Photo: Martin Miller

“It finally feels like there’s that web of resources and brainpower to actually make some headway,” says Margulis, who came to Princeton in 2019 after 16 years as a professor at the University of Arkansas. “It’s a really exciting time.”

Margulis’ research has found that even nonmusicians have sophisticated listening skills that require complex cognition. Tapping your foot to a catchy song is easy, but replicating that ability to recognize a beat proved difficult in a computer. We can hear a complex rhythm effortlessly even if we don’t know how to write a set of rules to identify it in a waveform. 

Our minds transform what we hear in unconscious ways.
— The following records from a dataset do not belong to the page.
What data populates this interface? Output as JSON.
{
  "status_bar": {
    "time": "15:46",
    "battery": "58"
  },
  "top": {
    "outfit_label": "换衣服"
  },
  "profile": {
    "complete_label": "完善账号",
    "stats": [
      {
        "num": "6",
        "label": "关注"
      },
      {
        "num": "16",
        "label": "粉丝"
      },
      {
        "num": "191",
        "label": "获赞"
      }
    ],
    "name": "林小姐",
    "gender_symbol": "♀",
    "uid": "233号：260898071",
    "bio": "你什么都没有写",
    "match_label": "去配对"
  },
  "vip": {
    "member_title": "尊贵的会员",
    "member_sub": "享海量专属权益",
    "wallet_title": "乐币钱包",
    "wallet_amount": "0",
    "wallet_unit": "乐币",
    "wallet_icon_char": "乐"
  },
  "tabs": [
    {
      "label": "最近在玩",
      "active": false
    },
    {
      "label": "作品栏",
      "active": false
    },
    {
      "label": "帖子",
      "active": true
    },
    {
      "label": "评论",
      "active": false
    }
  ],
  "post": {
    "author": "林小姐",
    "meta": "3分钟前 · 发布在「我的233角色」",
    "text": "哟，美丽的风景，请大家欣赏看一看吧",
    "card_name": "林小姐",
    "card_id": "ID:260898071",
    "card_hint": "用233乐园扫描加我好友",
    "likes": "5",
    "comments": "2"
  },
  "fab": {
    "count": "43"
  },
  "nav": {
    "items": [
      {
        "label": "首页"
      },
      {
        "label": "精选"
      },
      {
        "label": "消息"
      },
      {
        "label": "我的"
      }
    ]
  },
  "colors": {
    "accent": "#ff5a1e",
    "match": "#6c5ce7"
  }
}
Margulis played a musical recording for subjects in a brain-imaging machine, telling some the performer was a world-famous pianist and others that they were hearing a conservatory student. The reward circuitry in listeners’ brains — the indicator of pleasure — lit brighter if they believed the player was a professional.

She has also uncovered a related finding about how expectations change what we hear: Concert-goers enjoyed classical music more if they had not read the program notes first.

Margulis still isn’t sure why that happens, but she has some ideas. It’s part of the mystery that first pulled her into psychology, of why music works in our brains — the mystery that inspired her to translate ideas between two seemingly distant disciplines.

She attributes much of her success to working with colleagues on either side of that divide.

“What is a mind? What is music? How might we study any of those things?” she says. “It makes for a really interesting field to be in right now because there are so many big questions.”